Given the input vectors
Vector3 AB = Vector3(Bx, By, Bz) - Vector3(Ax, Ay, Az);
Vector3 Caxis = Vector3(Cx, Cy, Cz) - Vector3(Ax, Ay, Az); // This is the vector from A to C
The direction of the result vector C we seek is the same direction as (AB cross Caxis) cross AB
Vector3 Cdir = Vector3.Cross(Vector3.Cross(AB, Caxis), AB).Normalize();
Finding the magnitude is more involved. We know that starting at the point Cz and going in the direction Cdir must intersect along AB
Caxis - alpha * Cdir == beta * AB
and we need to find unknowns alpha and beta.

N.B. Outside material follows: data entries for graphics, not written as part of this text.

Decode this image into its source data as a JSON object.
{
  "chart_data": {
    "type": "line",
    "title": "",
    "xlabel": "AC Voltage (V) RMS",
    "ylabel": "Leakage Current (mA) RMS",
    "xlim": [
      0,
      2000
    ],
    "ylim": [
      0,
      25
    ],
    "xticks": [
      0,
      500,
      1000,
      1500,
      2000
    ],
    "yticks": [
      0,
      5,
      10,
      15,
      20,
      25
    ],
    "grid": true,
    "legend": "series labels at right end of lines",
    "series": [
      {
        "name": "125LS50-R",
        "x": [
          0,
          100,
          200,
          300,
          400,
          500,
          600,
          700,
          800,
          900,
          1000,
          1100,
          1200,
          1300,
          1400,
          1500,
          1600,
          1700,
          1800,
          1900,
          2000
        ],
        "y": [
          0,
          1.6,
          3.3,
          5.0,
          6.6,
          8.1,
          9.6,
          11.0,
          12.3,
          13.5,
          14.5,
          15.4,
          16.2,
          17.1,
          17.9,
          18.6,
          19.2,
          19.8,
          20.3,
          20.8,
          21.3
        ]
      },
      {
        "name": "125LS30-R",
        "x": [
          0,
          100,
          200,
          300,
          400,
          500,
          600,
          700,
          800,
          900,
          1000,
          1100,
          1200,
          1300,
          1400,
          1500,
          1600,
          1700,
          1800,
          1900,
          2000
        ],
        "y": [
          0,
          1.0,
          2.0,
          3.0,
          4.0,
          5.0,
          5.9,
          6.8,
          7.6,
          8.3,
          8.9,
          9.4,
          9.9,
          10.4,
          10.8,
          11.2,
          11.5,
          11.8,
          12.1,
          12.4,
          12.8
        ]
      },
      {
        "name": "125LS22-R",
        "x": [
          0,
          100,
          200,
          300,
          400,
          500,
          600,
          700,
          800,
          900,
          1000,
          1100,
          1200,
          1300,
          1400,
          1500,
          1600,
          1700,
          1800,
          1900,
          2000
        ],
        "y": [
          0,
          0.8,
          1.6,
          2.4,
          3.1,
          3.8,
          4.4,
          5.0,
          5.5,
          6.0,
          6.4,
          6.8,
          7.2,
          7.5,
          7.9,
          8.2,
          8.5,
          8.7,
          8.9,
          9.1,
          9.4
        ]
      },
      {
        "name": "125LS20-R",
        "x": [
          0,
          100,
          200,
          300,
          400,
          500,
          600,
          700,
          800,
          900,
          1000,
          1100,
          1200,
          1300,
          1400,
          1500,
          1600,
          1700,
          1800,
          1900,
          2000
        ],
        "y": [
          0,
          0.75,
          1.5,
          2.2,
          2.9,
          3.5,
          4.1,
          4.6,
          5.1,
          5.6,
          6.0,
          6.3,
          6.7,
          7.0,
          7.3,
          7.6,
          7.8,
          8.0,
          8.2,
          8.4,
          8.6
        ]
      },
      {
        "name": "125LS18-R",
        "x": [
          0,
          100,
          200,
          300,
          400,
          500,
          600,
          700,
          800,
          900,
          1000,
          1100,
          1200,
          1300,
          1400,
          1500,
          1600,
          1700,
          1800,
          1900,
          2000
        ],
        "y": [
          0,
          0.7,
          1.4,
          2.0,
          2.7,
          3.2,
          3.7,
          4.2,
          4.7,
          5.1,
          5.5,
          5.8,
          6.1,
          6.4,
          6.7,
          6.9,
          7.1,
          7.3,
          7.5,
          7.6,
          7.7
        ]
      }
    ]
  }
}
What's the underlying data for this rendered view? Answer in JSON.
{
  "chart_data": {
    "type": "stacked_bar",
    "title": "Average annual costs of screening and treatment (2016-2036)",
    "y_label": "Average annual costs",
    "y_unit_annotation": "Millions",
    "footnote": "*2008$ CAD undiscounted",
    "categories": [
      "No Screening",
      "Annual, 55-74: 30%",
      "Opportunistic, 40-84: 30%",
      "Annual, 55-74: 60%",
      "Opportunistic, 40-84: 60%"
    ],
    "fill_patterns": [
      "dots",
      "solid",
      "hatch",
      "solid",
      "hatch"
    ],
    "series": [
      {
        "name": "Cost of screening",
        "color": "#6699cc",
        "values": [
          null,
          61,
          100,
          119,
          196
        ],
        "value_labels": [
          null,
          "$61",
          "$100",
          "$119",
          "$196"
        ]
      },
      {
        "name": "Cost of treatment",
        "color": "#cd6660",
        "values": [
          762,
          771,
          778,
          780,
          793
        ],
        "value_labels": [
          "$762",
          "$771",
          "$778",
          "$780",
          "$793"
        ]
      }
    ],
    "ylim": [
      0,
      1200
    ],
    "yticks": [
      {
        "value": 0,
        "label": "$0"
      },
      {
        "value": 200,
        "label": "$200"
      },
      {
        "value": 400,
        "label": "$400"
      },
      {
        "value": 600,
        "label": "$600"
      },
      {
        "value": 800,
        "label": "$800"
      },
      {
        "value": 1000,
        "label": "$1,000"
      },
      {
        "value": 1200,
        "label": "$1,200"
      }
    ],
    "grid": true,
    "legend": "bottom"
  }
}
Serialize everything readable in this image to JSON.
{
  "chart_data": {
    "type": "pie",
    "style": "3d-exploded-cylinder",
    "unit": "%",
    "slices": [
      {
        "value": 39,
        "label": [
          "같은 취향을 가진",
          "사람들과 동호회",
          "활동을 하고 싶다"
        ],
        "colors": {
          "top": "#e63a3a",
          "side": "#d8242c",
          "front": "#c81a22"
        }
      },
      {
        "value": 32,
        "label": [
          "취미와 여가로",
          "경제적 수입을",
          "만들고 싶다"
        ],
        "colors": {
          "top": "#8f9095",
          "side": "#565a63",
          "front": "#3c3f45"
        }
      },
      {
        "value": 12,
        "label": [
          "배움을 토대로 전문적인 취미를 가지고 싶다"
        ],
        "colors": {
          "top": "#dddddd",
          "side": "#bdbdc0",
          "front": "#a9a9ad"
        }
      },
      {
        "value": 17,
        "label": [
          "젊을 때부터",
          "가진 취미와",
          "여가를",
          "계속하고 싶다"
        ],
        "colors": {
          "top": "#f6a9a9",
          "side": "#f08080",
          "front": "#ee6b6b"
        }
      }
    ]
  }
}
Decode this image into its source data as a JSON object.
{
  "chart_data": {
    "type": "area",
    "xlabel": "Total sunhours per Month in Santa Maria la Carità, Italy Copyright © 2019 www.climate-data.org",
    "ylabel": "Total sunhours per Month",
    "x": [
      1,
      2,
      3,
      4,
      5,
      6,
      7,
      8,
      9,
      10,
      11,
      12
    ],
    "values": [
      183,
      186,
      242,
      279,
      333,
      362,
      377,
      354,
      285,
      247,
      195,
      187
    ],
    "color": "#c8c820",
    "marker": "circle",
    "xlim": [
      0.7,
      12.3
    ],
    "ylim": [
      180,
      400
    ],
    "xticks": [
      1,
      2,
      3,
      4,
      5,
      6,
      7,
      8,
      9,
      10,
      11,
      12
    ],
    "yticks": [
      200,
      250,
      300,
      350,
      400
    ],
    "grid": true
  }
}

We can find a vector perpendicular to Caxis by projecting AB onto the plane to which Caxis is normal
Vector3 Cperp = Vector3.ProjectOnPlane(Caxis, AB).Normalize();
so our equation with alpha and beta can be reduced to one unknown
- alpha * (Cdir . Cperp)/(AB . Cperp) == beta
So solving for alpha (which is in fact the magnitude of our final vector C)
Caxis == alpha * (Cdir - AB* (Cdir . Cperp)/(AB . Cperp) )
This is a vector equation, but we can solve for alpha by taking the dot product with Caxis on both sides. Writing code again this is
float num = Caxis.magnitude*Caxis.magnitude;
float denom1 = Vector3.Dot(Cdir, Caxis);
float denom2 = Vector3.Dot(AB, Caxis) * Vector3.Dot(Cdir, Cperp) / Vector3.Dot(AB, Cperp);
float Cmag = num/(denom1 - denom2);
C is then, using the sign convention from your diagram,
Vector3 C = Cmag*Cdir;
I'm leaving it without checks for cases where you get a divide by zero, such as when points B and C are identical.